Exchange/Outlook autodiscover bug exposed 100,000+ email passwords
Enlarge / If you own the right domain, you can intercept hundreds of thousands of innocent third parties' email credentials, just by operating a standard webserver. (credit: Guardicore)
Security researcher Amit Serper of Guardicore discovered a severe flaw in Microsoft's autodiscover-the protocol which allows automagical configuration of an email account with only the address and password required. The flaw allows attackers who purchase domains named "autodiscover"-for example autodiscover.com, or autodiscover.co.uk-to intercept the clear-text account credentials of users who are having network difficulty (or whose admins incorrectly configured DNS).

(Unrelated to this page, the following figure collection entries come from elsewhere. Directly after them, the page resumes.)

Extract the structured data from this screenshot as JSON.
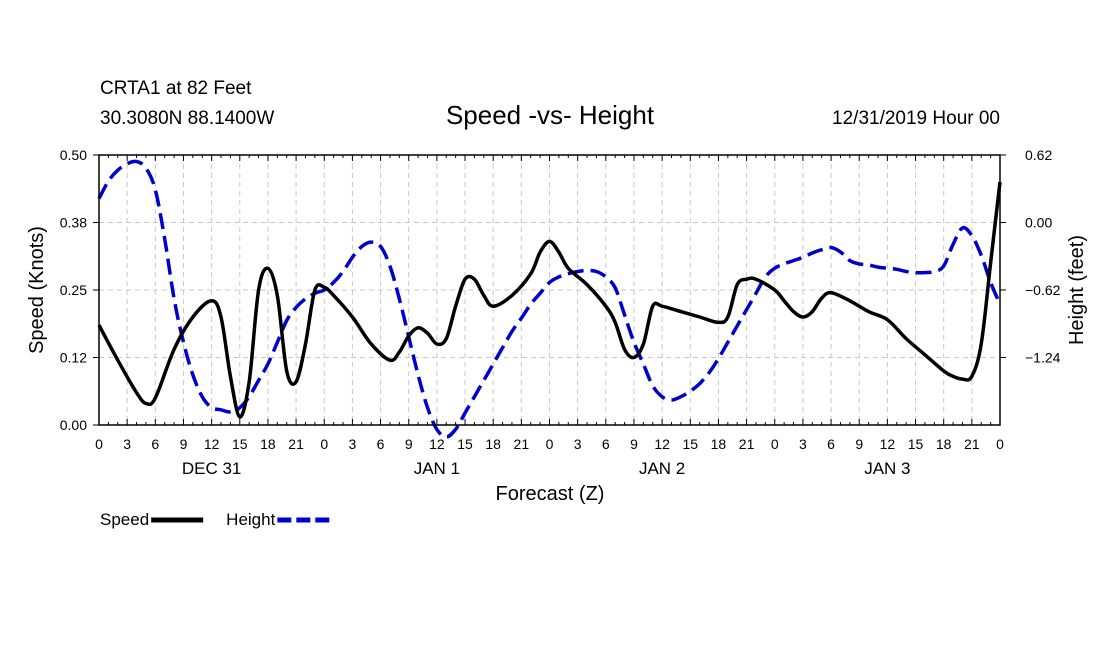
{
  "chart_data": {
    "type": "line",
    "title": "Speed -vs- Height",
    "station": "CRTA1 at 82 Feet",
    "location": "30.3080N 88.1400W",
    "run": "12/31/2019 Hour 00",
    "xlabel": "Forecast (Z)",
    "ylabel_left": "Speed (Knots)",
    "ylabel_right": "Height (feet)",
    "x_range_hours": [
      0,
      96
    ],
    "ylim_left": [
      0,
      0.5
    ],
    "ylim_right": [
      -1.86,
      0.62
    ],
    "y_ticks_left": [
      {
        "value": 0,
        "label": "0.00"
      },
      {
        "value": 0.125,
        "label": "0.12"
      },
      {
        "value": 0.25,
        "label": "0.25"
      },
      {
        "value": 0.375,
        "label": "0.38"
      },
      {
        "value": 0.5,
        "label": "0.50"
      }
    ],
    "y_ticks_right": [
      {
        "value": 0.62,
        "label": "0.62"
      },
      {
        "value": 0,
        "label": "0.00"
      },
      {
        "value": -0.62,
        "label": "−0.62"
      },
      {
        "value": -1.24,
        "label": "−1.24"
      }
    ],
    "x_tick_labels": [
      "0",
      "3",
      "6",
      "9",
      "12",
      "15",
      "18",
      "21",
      "0",
      "3",
      "6",
      "9",
      "12",
      "15",
      "18",
      "21",
      "0",
      "3",
      "6",
      "9",
      "12",
      "15",
      "18",
      "21",
      "0",
      "3",
      "6",
      "9",
      "12",
      "15",
      "18",
      "21",
      "0"
    ],
    "day_labels": [
      {
        "hour": 12,
        "label": "DEC 31"
      },
      {
        "hour": 36,
        "label": "JAN 1"
      },
      {
        "hour": 60,
        "label": "JAN 2"
      },
      {
        "hour": 84,
        "label": "JAN 3"
      }
    ],
    "series": [
      {
        "name": "Speed",
        "axis": "left",
        "color": "#000000",
        "style": "solid",
        "points": [
          [
            0,
            0.185
          ],
          [
            2,
            0.12
          ],
          [
            4,
            0.06
          ],
          [
            5,
            0.04
          ],
          [
            6,
            0.05
          ],
          [
            8,
            0.14
          ],
          [
            10,
            0.2
          ],
          [
            12,
            0.23
          ],
          [
            13,
            0.2
          ],
          [
            14,
            0.09
          ],
          [
            15,
            0.015
          ],
          [
            16,
            0.08
          ],
          [
            17,
            0.25
          ],
          [
            18,
            0.29
          ],
          [
            19,
            0.24
          ],
          [
            20,
            0.1
          ],
          [
            21,
            0.08
          ],
          [
            22,
            0.15
          ],
          [
            23,
            0.25
          ],
          [
            24,
            0.255
          ],
          [
            25,
            0.24
          ],
          [
            27,
            0.2
          ],
          [
            29,
            0.15
          ],
          [
            31,
            0.12
          ],
          [
            32,
            0.135
          ],
          [
            33,
            0.165
          ],
          [
            34,
            0.18
          ],
          [
            35,
            0.17
          ],
          [
            36,
            0.15
          ],
          [
            37,
            0.16
          ],
          [
            38,
            0.22
          ],
          [
            39,
            0.27
          ],
          [
            40,
            0.27
          ],
          [
            41,
            0.24
          ],
          [
            42,
            0.22
          ],
          [
            44,
            0.24
          ],
          [
            46,
            0.28
          ],
          [
            47,
            0.32
          ],
          [
            48,
            0.34
          ],
          [
            49,
            0.32
          ],
          [
            50,
            0.29
          ],
          [
            52,
            0.26
          ],
          [
            54,
            0.22
          ],
          [
            55,
            0.19
          ],
          [
            56,
            0.14
          ],
          [
            57,
            0.125
          ],
          [
            58,
            0.15
          ],
          [
            59,
            0.22
          ],
          [
            60,
            0.22
          ],
          [
            62,
            0.21
          ],
          [
            64,
            0.2
          ],
          [
            66,
            0.19
          ],
          [
            67,
            0.2
          ],
          [
            68,
            0.26
          ],
          [
            69,
            0.27
          ],
          [
            70,
            0.27
          ],
          [
            72,
            0.25
          ],
          [
            73,
            0.23
          ],
          [
            74,
            0.21
          ],
          [
            75,
            0.2
          ],
          [
            76,
            0.21
          ],
          [
            77,
            0.235
          ],
          [
            78,
            0.245
          ],
          [
            80,
            0.23
          ],
          [
            82,
            0.21
          ],
          [
            84,
            0.195
          ],
          [
            86,
            0.16
          ],
          [
            88,
            0.13
          ],
          [
            90,
            0.1
          ],
          [
            91,
            0.09
          ],
          [
            92,
            0.085
          ],
          [
            93,
            0.09
          ],
          [
            94,
            0.15
          ],
          [
            95,
            0.3
          ],
          [
            96,
            0.45
          ]
        ]
      },
      {
        "name": "Height",
        "axis": "right",
        "color": "#0000cc",
        "style": "dashed",
        "points": [
          [
            0,
            0.22
          ],
          [
            1,
            0.38
          ],
          [
            2,
            0.48
          ],
          [
            3,
            0.54
          ],
          [
            4,
            0.56
          ],
          [
            5,
            0.5
          ],
          [
            6,
            0.3
          ],
          [
            7,
            -0.15
          ],
          [
            8,
            -0.7
          ],
          [
            9,
            -1.1
          ],
          [
            10,
            -1.4
          ],
          [
            11,
            -1.6
          ],
          [
            12,
            -1.7
          ],
          [
            13,
            -1.72
          ],
          [
            14,
            -1.74
          ],
          [
            15,
            -1.7
          ],
          [
            16,
            -1.6
          ],
          [
            17,
            -1.45
          ],
          [
            18,
            -1.3
          ],
          [
            19,
            -1.1
          ],
          [
            20,
            -0.9
          ],
          [
            21,
            -0.78
          ],
          [
            22,
            -0.7
          ],
          [
            23,
            -0.65
          ],
          [
            24,
            -0.62
          ],
          [
            25,
            -0.55
          ],
          [
            26,
            -0.45
          ],
          [
            27,
            -0.32
          ],
          [
            28,
            -0.22
          ],
          [
            29,
            -0.18
          ],
          [
            30,
            -0.22
          ],
          [
            31,
            -0.4
          ],
          [
            32,
            -0.7
          ],
          [
            33,
            -1.05
          ],
          [
            34,
            -1.4
          ],
          [
            35,
            -1.7
          ],
          [
            36,
            -1.9
          ],
          [
            37,
            -1.97
          ],
          [
            38,
            -1.9
          ],
          [
            39,
            -1.75
          ],
          [
            40,
            -1.6
          ],
          [
            41,
            -1.45
          ],
          [
            42,
            -1.3
          ],
          [
            43,
            -1.15
          ],
          [
            44,
            -1.0
          ],
          [
            45,
            -0.88
          ],
          [
            46,
            -0.75
          ],
          [
            47,
            -0.65
          ],
          [
            48,
            -0.55
          ],
          [
            49,
            -0.5
          ],
          [
            50,
            -0.47
          ],
          [
            51,
            -0.45
          ],
          [
            52,
            -0.44
          ],
          [
            53,
            -0.45
          ],
          [
            54,
            -0.5
          ],
          [
            55,
            -0.6
          ],
          [
            56,
            -0.85
          ],
          [
            57,
            -1.1
          ],
          [
            58,
            -1.3
          ],
          [
            59,
            -1.5
          ],
          [
            60,
            -1.6
          ],
          [
            61,
            -1.63
          ],
          [
            62,
            -1.6
          ],
          [
            63,
            -1.55
          ],
          [
            64,
            -1.48
          ],
          [
            65,
            -1.38
          ],
          [
            66,
            -1.25
          ],
          [
            67,
            -1.1
          ],
          [
            68,
            -0.95
          ],
          [
            69,
            -0.8
          ],
          [
            70,
            -0.65
          ],
          [
            71,
            -0.5
          ],
          [
            72,
            -0.42
          ],
          [
            73,
            -0.38
          ],
          [
            74,
            -0.35
          ],
          [
            75,
            -0.32
          ],
          [
            76,
            -0.28
          ],
          [
            77,
            -0.25
          ],
          [
            78,
            -0.23
          ],
          [
            79,
            -0.27
          ],
          [
            80,
            -0.35
          ],
          [
            81,
            -0.38
          ],
          [
            82,
            -0.39
          ],
          [
            83,
            -0.41
          ],
          [
            84,
            -0.42
          ],
          [
            85,
            -0.43
          ],
          [
            86,
            -0.45
          ],
          [
            87,
            -0.46
          ],
          [
            88,
            -0.46
          ],
          [
            89,
            -0.45
          ],
          [
            90,
            -0.4
          ],
          [
            91,
            -0.2
          ],
          [
            92,
            -0.05
          ],
          [
            93,
            -0.12
          ],
          [
            94,
            -0.3
          ],
          [
            95,
            -0.55
          ],
          [
            96,
            -0.75
          ]
        ]
      }
    ],
    "legend": [
      {
        "label": "Speed",
        "color": "#000000",
        "style": "solid"
      },
      {
        "label": "Height",
        "color": "#0000cc",
        "style": "dashed"
      }
    ],
    "grid": true
  }
}
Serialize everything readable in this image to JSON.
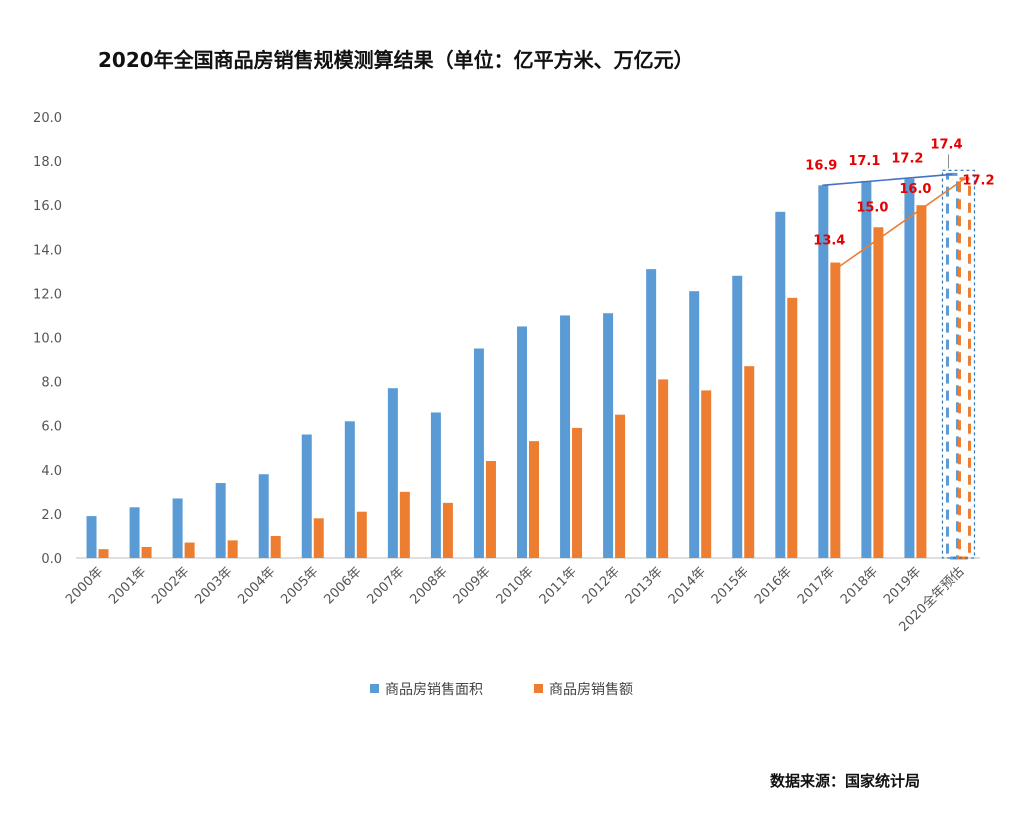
{
  "header": {
    "title": "2020年全国商品房销售规模测算结果（单位：亿平方米、万亿元）"
  },
  "footer": {
    "source": "数据来源：国家统计局"
  },
  "chart_data": {
    "type": "bar",
    "title": "2020年全国商品房销售规模测算结果（单位：亿平方米、万亿元）",
    "xlabel": "",
    "ylabel": "",
    "ylim": [
      0,
      20
    ],
    "yticks": [
      "0.0",
      "2.0",
      "4.0",
      "6.0",
      "8.0",
      "10.0",
      "12.0",
      "14.0",
      "16.0",
      "18.0",
      "20.0"
    ],
    "grid": false,
    "legend_position": "bottom",
    "categories": [
      "2000年",
      "2001年",
      "2002年",
      "2003年",
      "2004年",
      "2005年",
      "2006年",
      "2007年",
      "2008年",
      "2009年",
      "2010年",
      "2011年",
      "2012年",
      "2013年",
      "2014年",
      "2015年",
      "2016年",
      "2017年",
      "2018年",
      "2019年",
      "2020全年预估"
    ],
    "series": [
      {
        "name": "商品房销售面积",
        "color": "#5b9bd5",
        "values": [
          1.9,
          2.3,
          2.7,
          3.4,
          3.8,
          5.6,
          6.2,
          7.7,
          6.6,
          9.5,
          10.5,
          11.0,
          11.1,
          13.1,
          12.1,
          12.8,
          15.7,
          16.9,
          17.1,
          17.2,
          17.4
        ]
      },
      {
        "name": "商品房销售额",
        "color": "#ed7d31",
        "values": [
          0.4,
          0.5,
          0.7,
          0.8,
          1.0,
          1.8,
          2.1,
          3.0,
          2.5,
          4.4,
          5.3,
          5.9,
          6.5,
          8.1,
          7.6,
          8.7,
          11.8,
          13.4,
          15.0,
          16.0,
          17.2
        ]
      }
    ],
    "data_labels": [
      {
        "series": 0,
        "index": 17,
        "text": "16.9"
      },
      {
        "series": 0,
        "index": 18,
        "text": "17.1"
      },
      {
        "series": 0,
        "index": 19,
        "text": "17.2"
      },
      {
        "series": 0,
        "index": 20,
        "text": "17.4"
      },
      {
        "series": 1,
        "index": 17,
        "text": "13.4"
      },
      {
        "series": 1,
        "index": 18,
        "text": "15.0"
      },
      {
        "series": 1,
        "index": 19,
        "text": "16.0"
      },
      {
        "series": 1,
        "index": 20,
        "text": "17.2"
      }
    ],
    "forecast_index": 20,
    "trend_lines": [
      {
        "series": 0,
        "from_index": 17,
        "to_index": 20
      },
      {
        "series": 1,
        "from_index": 17,
        "to_index": 20
      }
    ]
  }
}
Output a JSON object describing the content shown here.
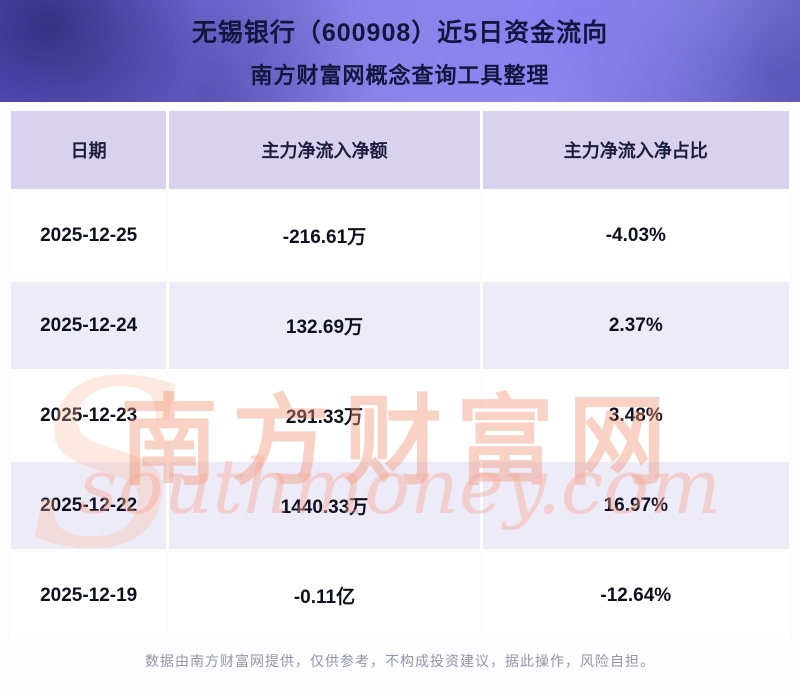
{
  "banner": {
    "title": "无锡银行（600908）近5日资金流向",
    "subtitle": "南方财富网概念查询工具整理"
  },
  "chart_data": {
    "type": "table",
    "title": "无锡银行（600908）近5日资金流向",
    "subtitle": "南方财富网概念查询工具整理",
    "columns": [
      "日期",
      "主力净流入净额",
      "主力净流入净占比"
    ],
    "rows": [
      [
        "2025-12-25",
        "-216.61万",
        "-4.03%"
      ],
      [
        "2025-12-24",
        "132.69万",
        "2.37%"
      ],
      [
        "2025-12-23",
        "291.33万",
        "3.48%"
      ],
      [
        "2025-12-22",
        "1440.33万",
        "16.97%"
      ],
      [
        "2025-12-19",
        "-0.11亿",
        "-12.64%"
      ]
    ]
  },
  "watermark": {
    "swirl": "S",
    "brand_cn": "南方财富网",
    "brand_en": "southmoney.com"
  },
  "footer": {
    "disclaimer": "数据由南方财富网提供，仅供参考，不构成投资建议，据此操作，风险自担。"
  },
  "colors": {
    "banner_purple": "#8b80e6",
    "title_text": "#15153f",
    "header_bg": "#d8d2f0",
    "row_alt_bg": "#eeebf9",
    "cell_text": "#101020",
    "watermark_orange": "#f19474",
    "footer_text": "#9494ac"
  }
}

Guardicore purchased several such domains and operated them as proof-of-concept credential traps from April 16 to August 25 of this year:
- Autodiscover.com.br
- Autodiscover.com.cn
- Autodiscover.com.co
- Autodiscover.es
- Autodiscover.fr
- Autodiscover.in
- Autodiscover.it
- Autodiscover.sg
- Autodiscover.uk
- Autodiscover.xyz
- Autodiscover.online
A web server connected to these domains received hundreds of thousands of email credentials-many of which also double as Windows Active Directory domain credentials-in clear text. The credentials are sent from clients which request the URL /Autodiscover/autodiscover.xml, with an HTTP Basic authentication header which already includes the hapless user's Base64-encoded credentials.